A: We believe that the best opportunities to buy growing companies at the prices we want to pay lie in the small-to-mid capitalisation space. I’d also add that over the long-term we see the best growth emanating from small-to-mid cap companies, specifically the Industrials.
Q: So you certainly don’t hug the index then?
A: No, we are benchmark unaware.
Q: How does that strategy manifest itself in your day-to-day work, Chris?
A: We spend a lot of our time actually going out and meeting with companies. WAM conducts over 1,000 company meetings a year. We need to undertake this intensive search to find the undiscovered stories. We have five people in the investment team at WAM. This search and discovery process also requires each team member to bring a new idea to our weekly meeting.

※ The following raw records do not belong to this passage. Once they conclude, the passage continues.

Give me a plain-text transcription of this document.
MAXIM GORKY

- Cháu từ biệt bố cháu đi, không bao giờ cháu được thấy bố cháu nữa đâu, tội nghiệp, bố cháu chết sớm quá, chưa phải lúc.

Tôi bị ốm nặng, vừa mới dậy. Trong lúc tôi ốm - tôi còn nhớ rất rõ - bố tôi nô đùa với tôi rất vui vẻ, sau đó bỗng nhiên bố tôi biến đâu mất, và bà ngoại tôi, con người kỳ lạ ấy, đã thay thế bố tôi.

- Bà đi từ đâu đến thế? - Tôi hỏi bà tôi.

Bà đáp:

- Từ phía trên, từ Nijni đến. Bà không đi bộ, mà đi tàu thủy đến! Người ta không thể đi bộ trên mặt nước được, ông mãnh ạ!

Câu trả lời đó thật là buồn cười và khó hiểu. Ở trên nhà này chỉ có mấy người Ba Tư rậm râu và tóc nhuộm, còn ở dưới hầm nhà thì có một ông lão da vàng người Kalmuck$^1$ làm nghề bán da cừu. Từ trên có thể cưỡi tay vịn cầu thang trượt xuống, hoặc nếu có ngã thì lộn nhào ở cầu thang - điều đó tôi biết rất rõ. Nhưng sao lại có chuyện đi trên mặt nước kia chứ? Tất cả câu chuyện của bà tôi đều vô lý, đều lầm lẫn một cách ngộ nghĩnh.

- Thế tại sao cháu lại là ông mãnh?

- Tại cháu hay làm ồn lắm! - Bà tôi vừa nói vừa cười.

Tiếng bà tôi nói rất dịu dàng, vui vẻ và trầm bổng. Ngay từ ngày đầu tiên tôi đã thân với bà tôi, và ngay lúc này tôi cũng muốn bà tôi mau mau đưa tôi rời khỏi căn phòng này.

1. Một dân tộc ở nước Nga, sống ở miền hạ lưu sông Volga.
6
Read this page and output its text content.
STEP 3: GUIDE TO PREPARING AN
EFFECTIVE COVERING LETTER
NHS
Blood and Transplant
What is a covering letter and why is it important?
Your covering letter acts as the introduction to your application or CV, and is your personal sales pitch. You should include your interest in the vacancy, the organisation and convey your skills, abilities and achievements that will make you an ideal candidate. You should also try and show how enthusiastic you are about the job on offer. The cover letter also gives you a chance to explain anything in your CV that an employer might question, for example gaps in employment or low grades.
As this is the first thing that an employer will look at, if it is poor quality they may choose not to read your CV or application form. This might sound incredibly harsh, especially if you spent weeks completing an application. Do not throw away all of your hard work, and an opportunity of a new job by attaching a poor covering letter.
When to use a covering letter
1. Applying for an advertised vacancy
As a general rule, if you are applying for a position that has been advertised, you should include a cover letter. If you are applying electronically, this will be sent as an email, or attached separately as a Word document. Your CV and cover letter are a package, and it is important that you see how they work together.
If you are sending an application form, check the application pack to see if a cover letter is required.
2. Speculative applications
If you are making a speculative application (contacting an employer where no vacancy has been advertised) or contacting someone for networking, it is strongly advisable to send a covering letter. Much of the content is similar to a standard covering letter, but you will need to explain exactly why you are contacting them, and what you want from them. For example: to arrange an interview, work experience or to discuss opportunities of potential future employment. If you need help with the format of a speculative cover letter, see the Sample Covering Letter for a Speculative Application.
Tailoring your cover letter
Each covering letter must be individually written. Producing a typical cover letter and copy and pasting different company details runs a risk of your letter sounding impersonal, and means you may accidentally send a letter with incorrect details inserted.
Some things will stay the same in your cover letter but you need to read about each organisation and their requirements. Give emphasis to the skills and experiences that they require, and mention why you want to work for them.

Q: A thousand company meetings would be incredibly interesting but exhausting! So by the sounds of it, I’d assume you would describe WAM as bottom-up stock pickers, not top-down?
A: Yes absolutely. However we do have top-down views, which act as a filter on our ideas.
Q: What is your time horizon when investing in a growth stock?
Q: You also have the right to short sell. Do you do much short selling and under what circumstances?
A: Yes, we have a flexible mandate which allows us to but it’s not a major activity. One thing we don’t do is short to fund our longs. Also we don’t hedge in the sense that we would short the index. It’s more that from time to time we may identify a stock that we think is fundamentally flawed. We’re about 5% short at the moment.
Q: Thanks for those insights, Chris.